Olympus OM-D E-M5: First impressions

e-m5We had the opportunity to briefly go hands-on with the Olympus OM-D E-M5 last month at CES. While we’re anxious to put the real deal to the test, we had a few observations about Olympus’ latest Micro Four Thirds camera. Suffice it to say we’re excited.

Size

Probably the most surprising thing about the E-M5 was its size and weight. We have had a lot of experience with the PEN series, particularly the E-P3. The E-P3 was — until now — the most sophisticated of Olympus’ MFT cameras, and upped the ante with a considerable amount of features, as well as a larger, heavier build.

At first sight, the E-M5 just looked bigger, and that can largely be attributed to its EVF. In reality however, the E-M5 is almost exactly the same size as the E-P3. It’s a bit heavier, but again, not overwhelmingly (comparison photo via CameraSize.com). 

e-m5 vs e-p3

Of course the battery pack grip changes size altogether, but for those interested in that accessory this is a plus.  

We were pretty blown away by how much Olympus packed into a body this size: it increased the sensor’s effective pixel number, added and EVF, and kept the OLED screen, adding a tilt mechanism. We expected this thing to be a lot bigger and bulkier and were happy to see that it’s not. It’s still a true MFT device. Here’s another look at how the two physically line up. 

compare

Body

The most striking thing about the E-M5 is, without a doubt, its design. Olympus had an original OM SLR series camera at CES for comparison’s sake, and only with one exception (the Fujifilm X-series) have we seen a new model recreate vintage without looking cheesy.

We don’t need to tell you that the E-M5 is a thing of beauty but we will anyway. The top mounted EVF gives it the class triangular top and it wraps the entire camera with a grip panel, versus the PEN series, which had only front-mounted side grips.

It’s functional yet vintage, and that’s a hard line to toe.

screen

Speed

While the unit we saw at CES was not the finalized thing you’re going to see on the market, it did give us an idea of how the E-M5 will function. One of the major drawbacks of MFT devices is how much slower they are than DSLRs, which automatically makes them a frustration to quite a few photographers. We couldn’t get a good idea of how burst mode in our brief hands-on, but we were able to somewhat test out the AF system. The E-M5 has the same “world’s fastest” moniker Olympus gave its E-P3 and E-PL3, a 35-point high speed AF system. What’s different this time around is that the E-M5 has new 3D tracking integrated into AF so that subject tracking should be improved.

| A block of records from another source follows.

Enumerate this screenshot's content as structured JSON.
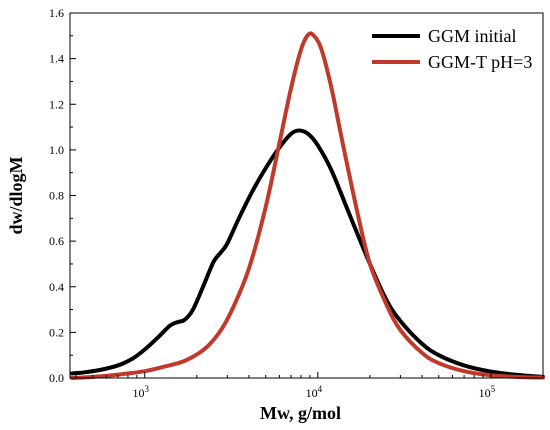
{
  "chart_data": {
    "type": "line",
    "xscale": "log",
    "xlim": [
      370,
      200000
    ],
    "ylim": [
      0,
      1.6
    ],
    "xlabel": "Mw, g/mol",
    "ylabel": "dw/dlogM",
    "grid": false,
    "legend_position": "top-right",
    "x_ticks": [
      {
        "value": 1000,
        "base": "10",
        "exp": "3"
      },
      {
        "value": 10000,
        "base": "10",
        "exp": "4"
      },
      {
        "value": 100000,
        "base": "10",
        "exp": "5"
      }
    ],
    "y_ticks": [
      {
        "value": 0.0,
        "label": "0.0"
      },
      {
        "value": 0.2,
        "label": "0.2"
      },
      {
        "value": 0.4,
        "label": "0.4"
      },
      {
        "value": 0.6,
        "label": "0.6"
      },
      {
        "value": 0.8,
        "label": "0.8"
      },
      {
        "value": 1.0,
        "label": "1.0"
      },
      {
        "value": 1.2,
        "label": "1.2"
      },
      {
        "value": 1.4,
        "label": "1.4"
      },
      {
        "value": 1.6,
        "label": "1.6"
      }
    ],
    "series": [
      {
        "name": "GGM initial",
        "color": "#000000",
        "points": [
          [
            380,
            0.02
          ],
          [
            450,
            0.025
          ],
          [
            550,
            0.035
          ],
          [
            700,
            0.055
          ],
          [
            850,
            0.085
          ],
          [
            1000,
            0.125
          ],
          [
            1200,
            0.18
          ],
          [
            1400,
            0.23
          ],
          [
            1550,
            0.245
          ],
          [
            1700,
            0.255
          ],
          [
            1900,
            0.3
          ],
          [
            2200,
            0.41
          ],
          [
            2500,
            0.51
          ],
          [
            2750,
            0.55
          ],
          [
            3000,
            0.59
          ],
          [
            3500,
            0.7
          ],
          [
            4200,
            0.82
          ],
          [
            5000,
            0.92
          ],
          [
            6000,
            1.01
          ],
          [
            7000,
            1.07
          ],
          [
            7800,
            1.085
          ],
          [
            8800,
            1.07
          ],
          [
            10000,
            1.02
          ],
          [
            12000,
            0.91
          ],
          [
            15000,
            0.73
          ],
          [
            20000,
            0.5
          ],
          [
            25000,
            0.34
          ],
          [
            30000,
            0.25
          ],
          [
            40000,
            0.15
          ],
          [
            50000,
            0.1
          ],
          [
            70000,
            0.055
          ],
          [
            100000,
            0.028
          ],
          [
            150000,
            0.012
          ],
          [
            200000,
            0.005
          ]
        ]
      },
      {
        "name": "GGM-T pH=3",
        "color": "#c0392b",
        "points": [
          [
            380,
            0.0
          ],
          [
            500,
            0.005
          ],
          [
            700,
            0.015
          ],
          [
            1000,
            0.03
          ],
          [
            1300,
            0.05
          ],
          [
            1700,
            0.075
          ],
          [
            2200,
            0.125
          ],
          [
            2700,
            0.2
          ],
          [
            3200,
            0.3
          ],
          [
            4000,
            0.48
          ],
          [
            5000,
            0.75
          ],
          [
            6000,
            1.03
          ],
          [
            7000,
            1.27
          ],
          [
            8000,
            1.44
          ],
          [
            8800,
            1.505
          ],
          [
            9500,
            1.5
          ],
          [
            10500,
            1.44
          ],
          [
            12000,
            1.27
          ],
          [
            14000,
            1.02
          ],
          [
            17000,
            0.72
          ],
          [
            20000,
            0.5
          ],
          [
            25000,
            0.32
          ],
          [
            30000,
            0.21
          ],
          [
            40000,
            0.11
          ],
          [
            50000,
            0.065
          ],
          [
            70000,
            0.03
          ],
          [
            100000,
            0.012
          ],
          [
            150000,
            0.004
          ],
          [
            200000,
            0.002
          ]
        ]
      }
    ]
  }
}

Again we couldn’t entirely put this to the test given conditions, but given our extensive use with the E-P3 and the E-PL3, the E-M5 definitely seemed to have a faster AF. We were also indoors with decent but not great lighting, and experienced no problems — something the new system (coupled with the sensor upgrade) is supposed to improve as well.

EVF

A 100-percent viewfinder makes a world of difference, and a built-in unit is something we’ve been hoping for with the PEN series all along. Of course, we’d more than love to have a hybrid mechanism like the X-series instead of just a small screen mirroring the larger LCD screen, but it’s still a significant upgrade.

The proximity sensor was responsive as well, and the EVF would flip on quickly. No one wants to wait to use the EVF, so this timing was pretty important, and we were happy with it. It also has a nice, sharp resolution, 144k dot, so you get an accurate view.

Its positioning felt more natural than some on other MFT units, which sometimes throw it off to the side. Instead it’s dead center, which gives the camera nice centered weight.

It’s still too early to say how the E-M5 will be received. It’s riding an interesting line between MFT and DSLRs, although critics are sure to cry sensor size quickly. That easy dismissal could hurt it, but we’ll have to wait for our full review to see. Still, it features important improvements from the PEN series, and addresses some old MFT complaints while also taking to task serious competition from Fujifilm and Sony. We’re anxious for a more thorough look at the E-M5.